Ponte Morandi, un anno fa il crollo

Genova – Il 14 agosto del 2018 43 persone hanno perso la vita a causa del crollo della struttura che sarà sostituita da una nuova su idea dell’architetto Renzo Piano
/ 05.08.2019
di Luigi Baldelli

«Papà, è crollato il ponte». «Non dire stupidaggini Daniele, scherzi sempre». La ricorda così, Anacleto  68 anni, quella mattina di Genova del 14 agosto 2018. Lo incontro davanti al portone del palazzo dove abita, a via del Campasso. La strada poco più avanti è sbarrata da lamiere e cemento. Il suo è l’ultimo palazzo prima dell’inizio della zona rossa, la parte inaccessibile, la zona del ponte caduto che passava sopra ai palazzi e al torrente Polcevera ed univa Sampierdarena a Cornigliano, dove alcune case sono state già abbattute e presto anche quelle disabitate e ancora in piedi seguiranno la stessa sorte. Anacleto fa il cuoco ed è arrivato da piccolo a Genova nel ’67, proprio quando stavano inaugurando il viadotto. «Per noi era un punto di riferimento, la sera con mia moglie ci si affacciava al balcone a guardare le luci delle auto che passavano. Può sembrare una cosa strana per chi non è di qui, assurda forse anche. Non era certo la visione più bella del mondo, ma era il nostro ponte. Io ci passavo mille volte all’anno. E adesso è strano non vederlo più». 

Il Ponte Morandi, che prende il nome dal suo architetto, è crollato seppellendo 43 persone che sono ricordate con mazzi di fiori sul ponte pedonale delle Ratelle. Quella mattina del 14 agosto di un anno fa si stava abbattendo un forte temporale. Così forte che il rumore dei tuoni aveva attutito e sopraffatto quello del crollo. Ma quel rumore, insieme al dolore della tragedia, in qualche modo, risuona ancora nell’aria a Genova. 

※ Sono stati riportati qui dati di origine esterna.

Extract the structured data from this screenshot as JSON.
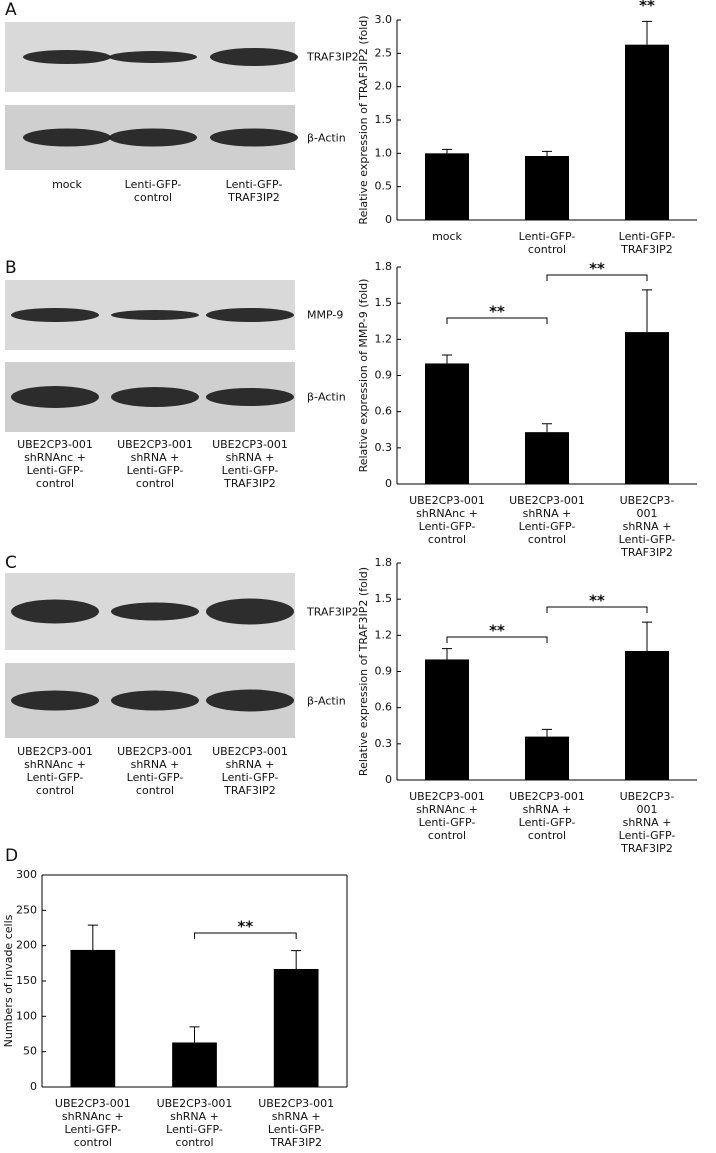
{
  "panel_labels": [
    "A",
    "B",
    "C",
    "D"
  ],
  "blots": [
    {
      "bands": [
        "TRAF3IP2",
        "β-Actin"
      ],
      "lanes": [
        "mock",
        "Lenti-GFP-\ncontrol",
        "Lenti-GFP-\nTRAF3IP2"
      ]
    },
    {
      "bands": [
        "MMP-9",
        "β-Actin"
      ],
      "lanes": [
        "UBE2CP3-001\nshRNAnc +\nLenti-GFP-\ncontrol",
        "UBE2CP3-001\nshRNA +\nLenti-GFP-\ncontrol",
        "UBE2CP3-001\nshRNA +\nLenti-GFP-\nTRAF3IP2"
      ]
    },
    {
      "bands": [
        "TRAF3IP2",
        "β-Actin"
      ],
      "lanes": [
        "UBE2CP3-001\nshRNAnc +\nLenti-GFP-\ncontrol",
        "UBE2CP3-001\nshRNA +\nLenti-GFP-\ncontrol",
        "UBE2CP3-001\nshRNA +\nLenti-GFP-\nTRAF3IP2"
      ]
    }
  ],
  "chart_data": [
    {
      "type": "bar",
      "ylabel": "Relative expression of TRAF3IP2 (fold)",
      "categories": [
        "mock",
        "Lenti-GFP-\ncontrol",
        "Lenti-GFP-\nTRAF3IP2"
      ],
      "values": [
        1.0,
        0.96,
        2.63
      ],
      "errors": [
        0.06,
        0.07,
        0.35
      ],
      "color": "#000000",
      "ylim": [
        0,
        3
      ],
      "yticks": [
        0,
        0.5,
        {
          "value": 1,
          "label": "1.0"
        },
        1.5,
        {
          "value": 2,
          "label": "2.0"
        },
        2.5,
        {
          "value": 3,
          "label": "3.0"
        }
      ],
      "annotations": [
        "**"
      ]
    },
    {
      "type": "bar",
      "ylabel": "Relative expression of MMP-9 (fold)",
      "categories": [
        "UBE2CP3-001\nshRNAnc +\nLenti-GFP-\ncontrol",
        "UBE2CP3-001\nshRNA +\nLenti-GFP-\ncontrol",
        "UBE2CP3-001\nshRNA +\nLenti-GFP-\nTRAF3IP2"
      ],
      "values": [
        1.0,
        0.43,
        1.26
      ],
      "errors": [
        0.07,
        0.07,
        0.35
      ],
      "color": "#000000",
      "ylim": [
        0,
        1.8
      ],
      "yticks": [
        0,
        0.3,
        0.6,
        0.9,
        1.2,
        1.5,
        1.8
      ],
      "annotations": [
        "**",
        "**"
      ]
    },
    {
      "type": "bar",
      "ylabel": "Relative expression of TRAF3IP2 (fold)",
      "categories": [
        "UBE2CP3-001\nshRNAnc +\nLenti-GFP-\ncontrol",
        "UBE2CP3-001\nshRNA +\nLenti-GFP-\ncontrol",
        "UBE2CP3-001\nshRNA +\nLenti-GFP-\nTRAF3IP2"
      ],
      "values": [
        1.0,
        0.36,
        1.07
      ],
      "errors": [
        0.09,
        0.06,
        0.24
      ],
      "color": "#000000",
      "ylim": [
        0,
        1.8
      ],
      "yticks": [
        0,
        0.3,
        0.6,
        0.9,
        1.2,
        1.5,
        1.8
      ],
      "annotations": [
        "**",
        "**"
      ]
    },
    {
      "type": "bar",
      "ylabel": "Numbers of invade cells",
      "categories": [
        "UBE2CP3-001\nshRNAnc +\nLenti-GFP-\ncontrol",
        "UBE2CP3-001\nshRNA +\nLenti-GFP-\ncontrol",
        "UBE2CP3-001\nshRNA +\nLenti-GFP-\nTRAF3IP2"
      ],
      "values": [
        194,
        63,
        167
      ],
      "errors": [
        35,
        22,
        26
      ],
      "color": "#000000",
      "ylim": [
        0,
        300
      ],
      "yticks": [
        0,
        50,
        100,
        150,
        200,
        250,
        300
      ],
      "annotations": [
        "**"
      ]
    }
  ]
}
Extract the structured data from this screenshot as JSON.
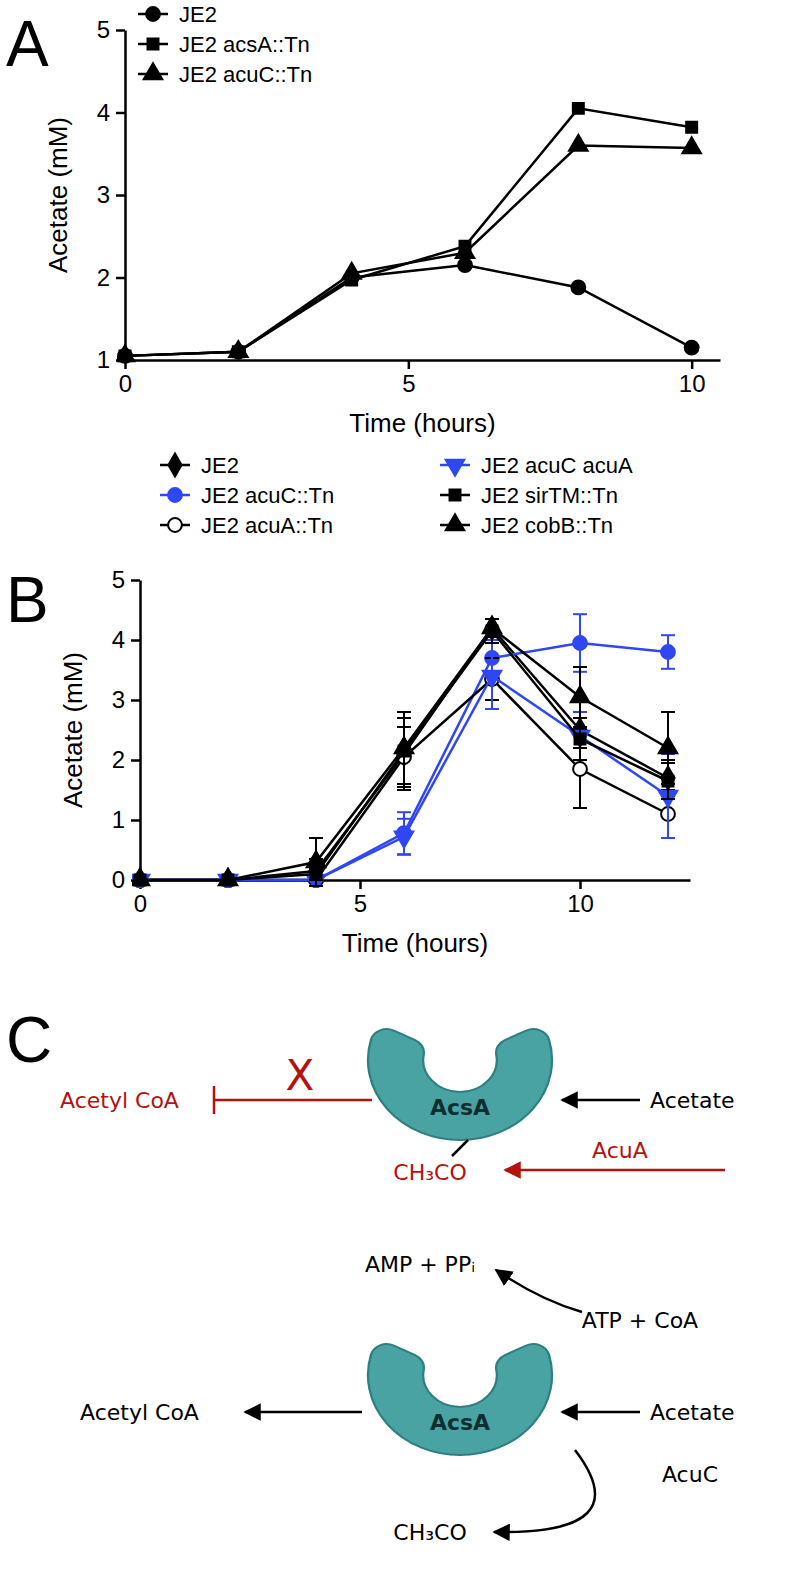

Poco dopo quella triste data sono iniziati i lavori di ricostruzione. Prima hanno iniziato a demolire quello che era rimasto in piedi: i moncherini del ponte, le case sotto e accanto a dove era stato costruito. Ma demolire è molto più difficile che costruire. E dopo aver ripulito dalle macerie, aver permesso ai residenti di portare via le loro cose dalle case in cui non potevano più stare, sigillato i palazzi, chiuso le strade, smontato alcuni pezzi del ponte, a inizio giugno di quest’anno è iniziata la demolizione dei palazzi. Il giorno 28 alle 9,38 c’è stata l’esplosione che ha fatto crollare definitivamente quello che era rimasto del viadotto. Solo una parte di una pila oggi è ancora in piedi, sul lato di Cornigliano. Nel Ponte Morandi, nelle sue macerie, c’è amianto, la polvere tossica, e la preoccupazione dei cittadini per la propria salute è forte. 

Via Porro è lì, dietro l’angolo. Se ne possono percorrere solo un centinaio di metri e poi blocchi di cemento e transenne bloccano la strada. È l’inizio della zona rossa e un alto telone verde preclude la vista su quello che succede dall’altra parte. Si può intuire, dal rumore delle ruspe e dei martelli pneumatici: le ultime case stanno per essere abbattute. Poco lontano, un tendone bianco è la sede del comitato degli inquilini e degli sfollati coinvolti dal crollo. Si riuniscono qui per decidere che cosa fare, condividere informazioni, esperienze, chiedere aiuto. In fondo, su un telo bianco appare il numero 43, che ricorda il numero delle vittime. 

Il Ponte Morandi inaugurato nel 1967, in pieno boom economico, è stato uno dei simboli non solo per i genovesi, ma per tutto il Paese. E rappresenta, forse, la metafora della vita italiana e di un Paese che non identifica i responsabili della tragedia. Il suo crollo ha messo a nudo negligenze e menefreghismo. 

Lungo una salita in cerca di un punto «panoramico» interessante, mi imbatto in Ferdinando, calabrese, capelli bianchi arruffati e mani da operaio. Mi conduce in un luogo dove riesco a vedere le macerie del ponte: pezzi di ferro, cemento, calcinacci, un pezzo di asfalto che una volta era l’autostrada. Camion e operai in continuo movimento. Se allungavi la mano, mi spiega, da qui ti sembrava quasi di toccare il ponte. Per 19 anni ho visto le auto sfrecciare, ho sentito il rombo dei loro motori. Sto per congedarmi da lui quando,  con voce profonda e ferma, mi dice: «Sai quale è il ricordo che conserverò per sempre di quel giorno? Il silenzio che è seguito a quel devastante rumoroso crollo».